FDA Issues Four Guidance Documents with Aim to Modernize 510(k) Program
Posted September 17, 2019
The Food and Drug Administration's (FDA's) Center for Devices and Radiological Health (CDRH) has issued a final guidance document related to the Special 510(k) Program, along with three other final documents describing the Abbreviated 510(k) Program, Format for Traditional and Abbreviated 510(k)s, and the agency's Refuse to Accept Policy for 510(k)s
The four guidance documents "provide consistency, clarity and transparency to industry and the FDA and may conserve resources for both, while still protecting public health, and not altering the statutory criteria for substantial equivalence," according to the FDA, and are part of agency efforts in recent years to modernize the 510(k) premarket clearance process by shifting away from the longstanding practice of comparing new devices to previous iterations, called predicate devices. Previous guidance (i.e., The New 510(k) Paradigm: Alternate Approaches to Demonstrating Substantial Equivalence in Premarket Notifications) has been superseded by the Special 510(k) Program guidance and Abbreviated 510(k) Program guidance.
The Special 510(k) Program guidance describes "an optional pathway for certain well-defined device modifications where a manufacturer modifies its own legally marketed device, and design control procedures produce reliable results that can form, in addition to other 510(k) content requirements, the basis for substantial equivalence,” wrote the agency.
Previously, the program was limited to the review of changes that did not affect the device’s intended use or alter the device’s “fundamental scientific technology.” However, the Special 510(k) Program now focuses on “whether the method(s) to evaluate the change(s) are well-established, and whether the results can be sufficiently reviewed in a summary or risk analysis format.”
The Abbreviated 510(k) Program is another option manufacturers can use to demonstrate substantial equivalence. The voluntary program seeks to conserve agency and industry resources by relying on reports that summarize "the device description, the manufacturer’s device design requirements, risk management information, and a description of test methods used to address performance characteristics."
To facilitate alignment among 510(k) guidance, the FDA also updated two other documents: Format for Traditional and Abbreviated 510(k)s and Refuse to Accept Policy for 510(k)s.
The formatting guidance provides recommendations for each section of a Traditional or Abbreviated 510(k), such as the inclusion of a Medical Device User Fee Cover Sheet (Form FDA 3601), CDRH Premarket Review Submission Cover Sheet (FDA Form 3514), and financial certification and/or disclosure statements for investigators who participated in clinical studies.
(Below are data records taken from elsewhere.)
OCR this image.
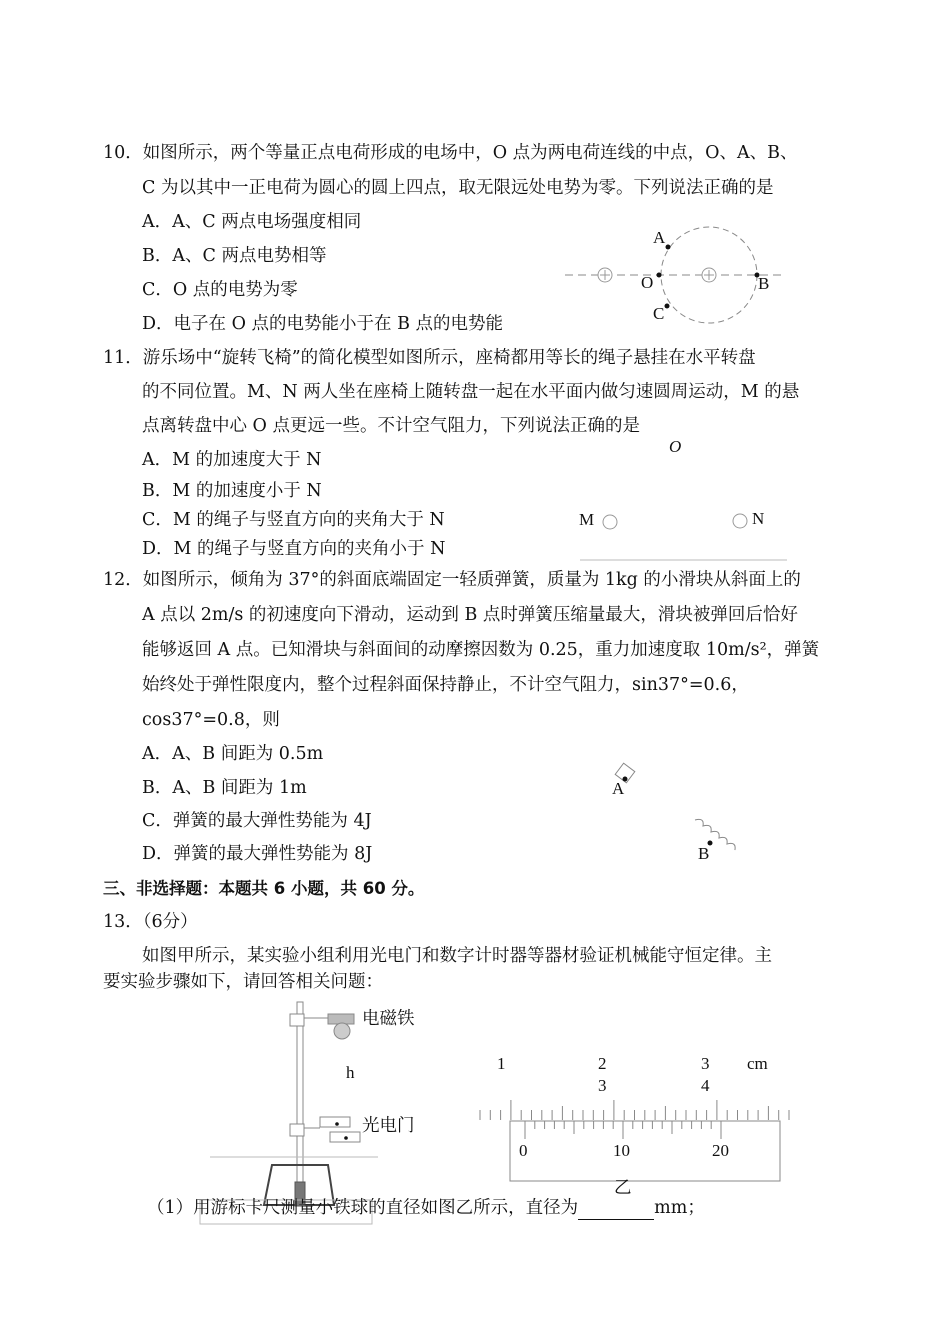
10．如图所示，两个等量正点电荷形成的电场中，O 点为两电荷连线的中点，O、A、B、
C 为以其中一正电荷为圆心的圆上四点，取无限远处电势为零。下列说法正确的是
A．A、C 两点电场强度相同
B．A、C 两点电势相等
C．O 点的电势为零
D．电子在 O 点的电势能小于在 B 点的电势能
A
O	B
C
11．游乐场中“旋转飞椅”的简化模型如图所示，座椅都用等长的绳子悬挂在水平转盘
的不同位置。M、N 两人坐在座椅上随转盘一起在水平面内做匀速圆周运动，M 的悬
点离转盘中心 O 点更远一些。不计空气阻力，下列说法正确的是
A．M 的加速度大于 N
B．M 的加速度小于 N
C．M 的绳子与竖直方向的夹角大于 N
D．M 的绳子与竖直方向的夹角小于 N
O
M	N
12．如图所示，倾角为 37°的斜面底端固定一轻质弹簧，质量为 1kg 的小滑块从斜面上的
A 点以 2m/s 的初速度向下滑动，运动到 B 点时弹簧压缩量最大，滑块被弹回后恰好
能够返回 A 点。已知滑块与斜面间的动摩擦因数为 0.25，重力加速度取 10m/s²，弹簧
始终处于弹性限度内，整个过程斜面保持静止，不计空气阻力，sin37°=0.6，
cos37°=0.8，则
A．A、B 间距为 0.5m
B．A、B 间距为 1m
C．弹簧的最大弹性势能为 4J
D．弹簧的最大弹性势能为 8J
A
B
三、非选择题：本题共 6 小题，共 60 分。
13．（6分）
如图甲所示，某实验小组利用光电门和数字计时器等器材验证机械能守恒定律。主
要实验步骤如下，请回答相关问题：
电磁铁
h
光电门
1	2	3
3	4
cm
0	10	20
乙
（1）用游标卡尺测量小铁球的直径如图乙所示，直径为	mm；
The Refuse to Accept (RTA) guidance details the "necessary elements and contents" that CDRH intends to use when determining whether a 510(k) submission can be accepted for substantive review, with the agency stating that it will "inform the submitter within the first 15 calendar days after receipt of the submission if the submission is administratively complete, or if not, to identify the missing element(s)." The guidance includes checklists to assist manufacturers in understanding the information sought by FDA review staff.
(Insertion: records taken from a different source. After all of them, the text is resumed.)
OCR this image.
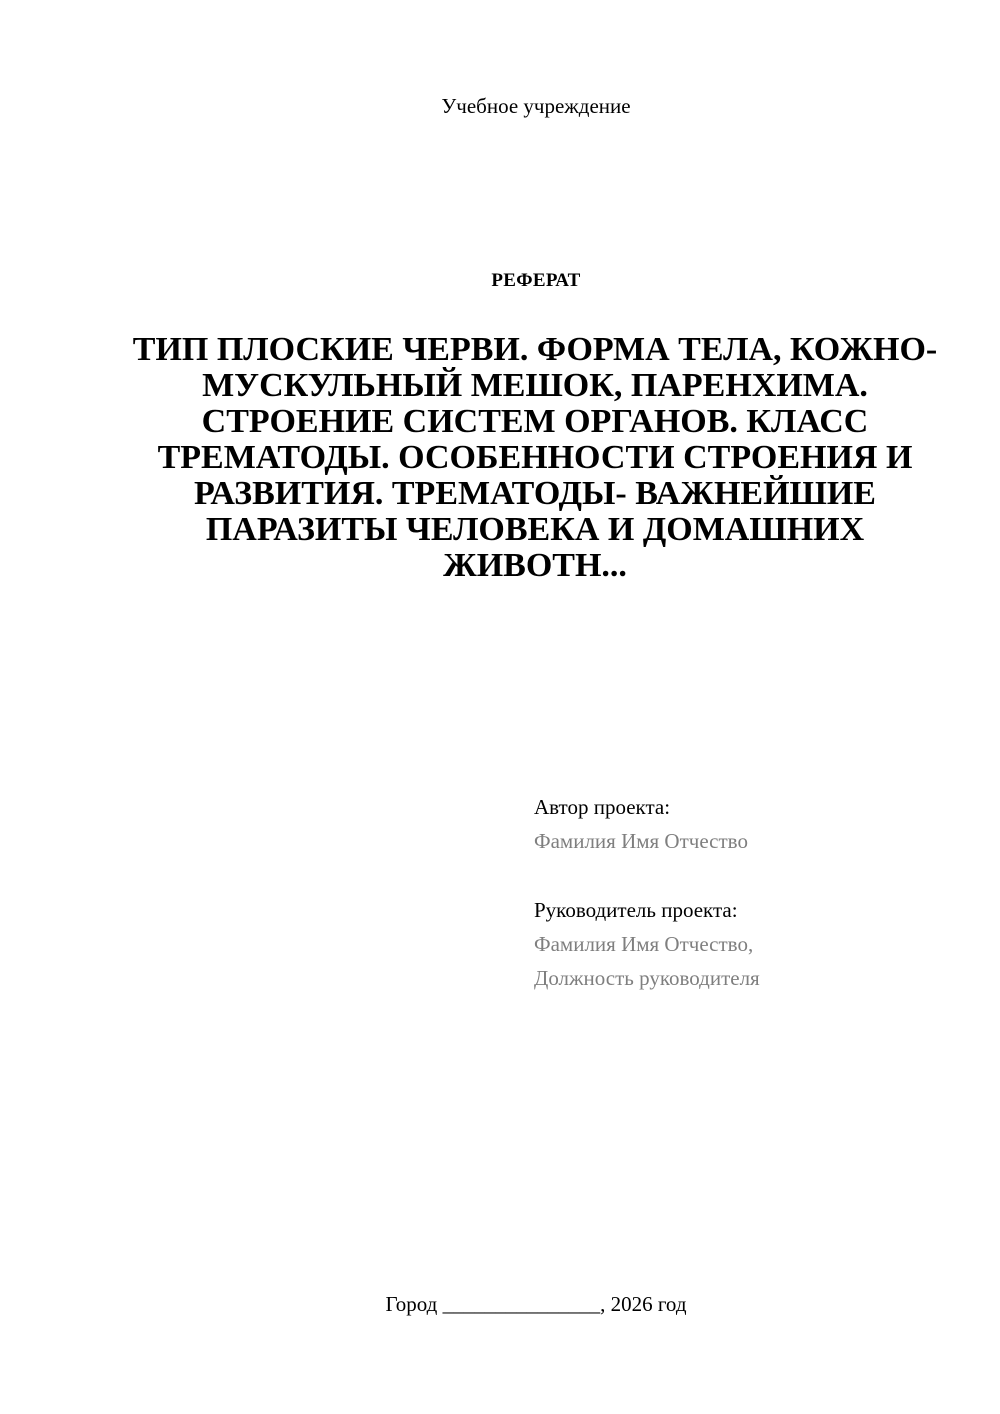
Учебное учреждение
РЕФЕРАТ
ТИП ПЛОСКИЕ ЧЕРВИ. ФОРМА ТЕЛА, КОЖНО-МУСКУЛЬНЫЙ МЕШОК, ПАРЕНХИМА. СТРОЕНИЕ СИСТЕМ ОРГАНОВ. КЛАСС ТРЕМАТОДЫ. ОСОБЕННОСТИ СТРОЕНИЯ И РАЗВИТИЯ. ТРЕМАТОДЫ- ВАЖНЕЙШИЕ ПАРАЗИТЫ ЧЕЛОВЕКА И ДОМАШНИХ ЖИВОТН...
Автор проекта:
Фамилия Имя Отчество
Руководитель проекта:
Фамилия Имя Отчество,
Должность руководителя
Город _______________, 2026 год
Recognizing "that both FDA and industry may need up to 60 days to operationalize the associated updates to the 510(k) RTA guidance" (i.e., until Nov. 13, 2019), the agency said that if a 510(k) is received during that time frame "and does not include all criteria necessary to meet a minimum threshold of acceptability as outlined in the updated RTA guidance, the FDA may decide not to refuse to accept."
The FDA plans to discuss these guidance documents during a webinar on Oct. 31.